= Hulsebos-Hesselman axial oil engines =

Hulsebos-Hesselman axial oil engines were five cylinder, four stroke, wobble plate engines that originated in and were used throughout the Netherlands during the late 1930s. Numerous patents can be found concerning this engine, all of which appear to attribute the engine's "wabbler" operating principles to the inventor Wichert Hulsebos.

==Combustion system==
This engine used the Hesselman engine low compression combustion system where oils of varying grades were sprayed into the cylinder during compression but ignition was initiated and assisted by a spark plug. Overhead inlet and exhaust valves, water cooling and a magneto for ignition were standard features.

==Dimensions==
The capacity of 4 litres was achieved with a bore of 95 mm and a stroke of 114 mm and it made use of a compression ratio of 6 to 1. Power output was said to be 70 bhp at 2400 rpm.

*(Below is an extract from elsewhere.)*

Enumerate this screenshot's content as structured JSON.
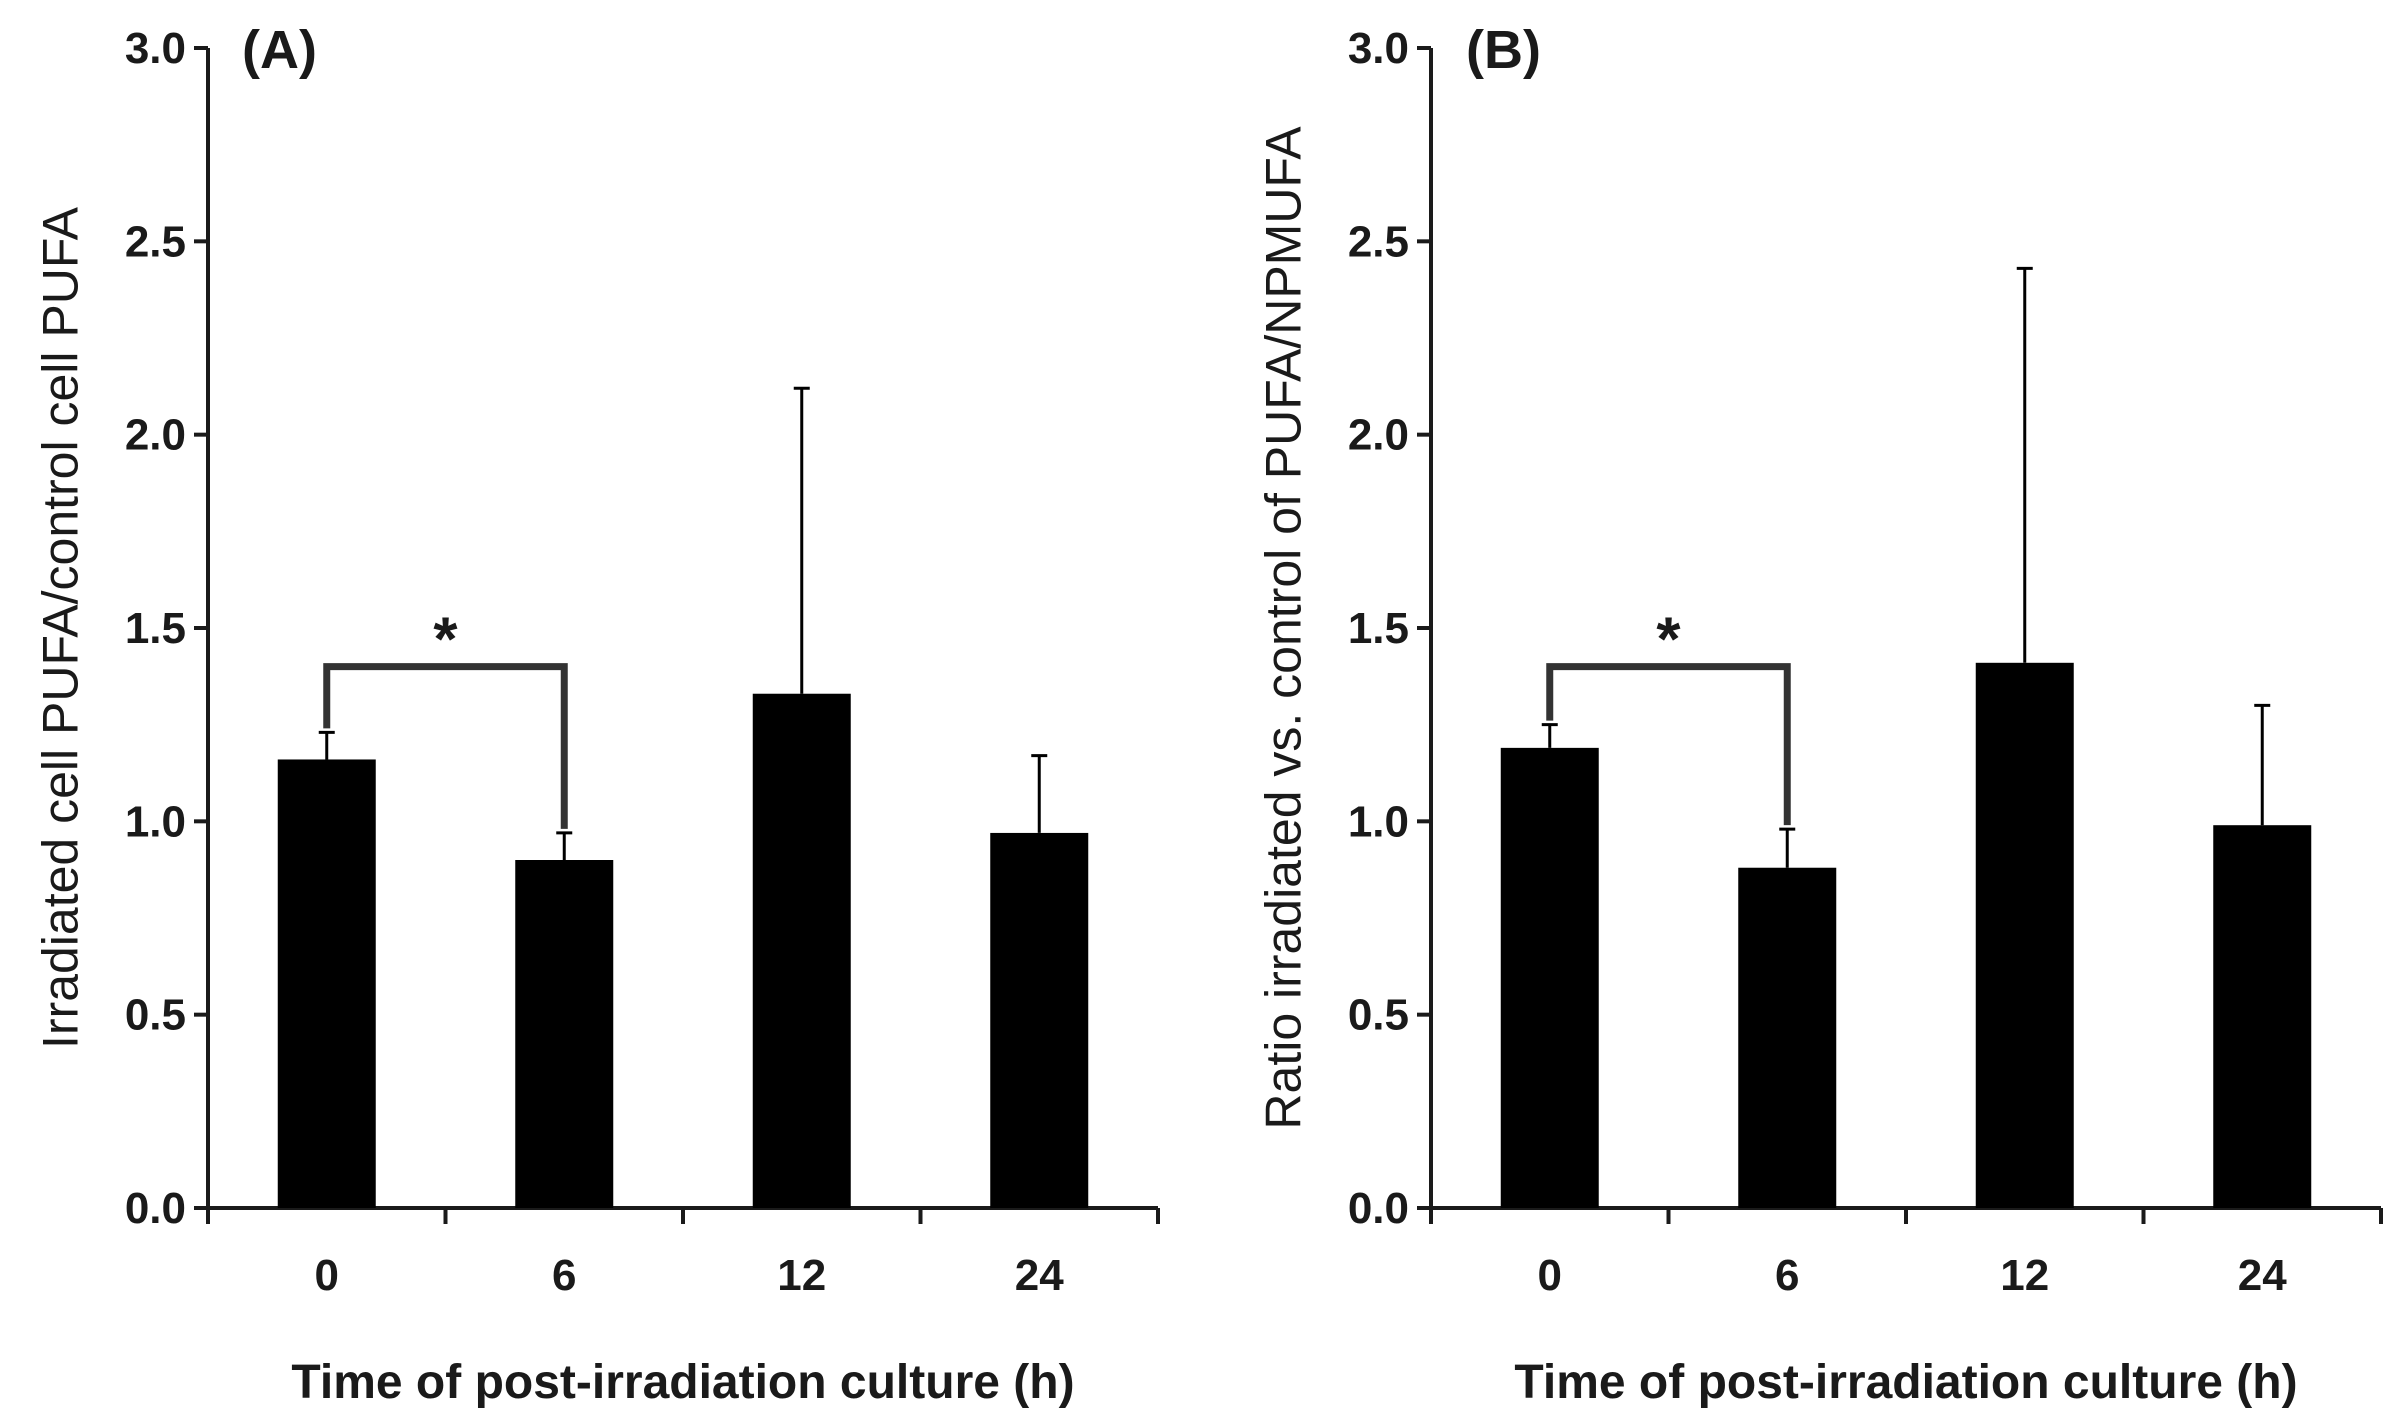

==Wobble plate arrangement==
The wobble plate arrangement cleverly employed a bevel gear set to prevent its rotation around the crankshaft. One bevel gear was fitted to the rear of the wobble plate itself and meshed with another which was fixed to the main body of the engine.

==Production==
They were manufactured by Hulsemo N.V., Casimirlaan 5, Arnhem, The Netherlands, and were exhibited in the Berlin and Amsterdam Shows during 1938.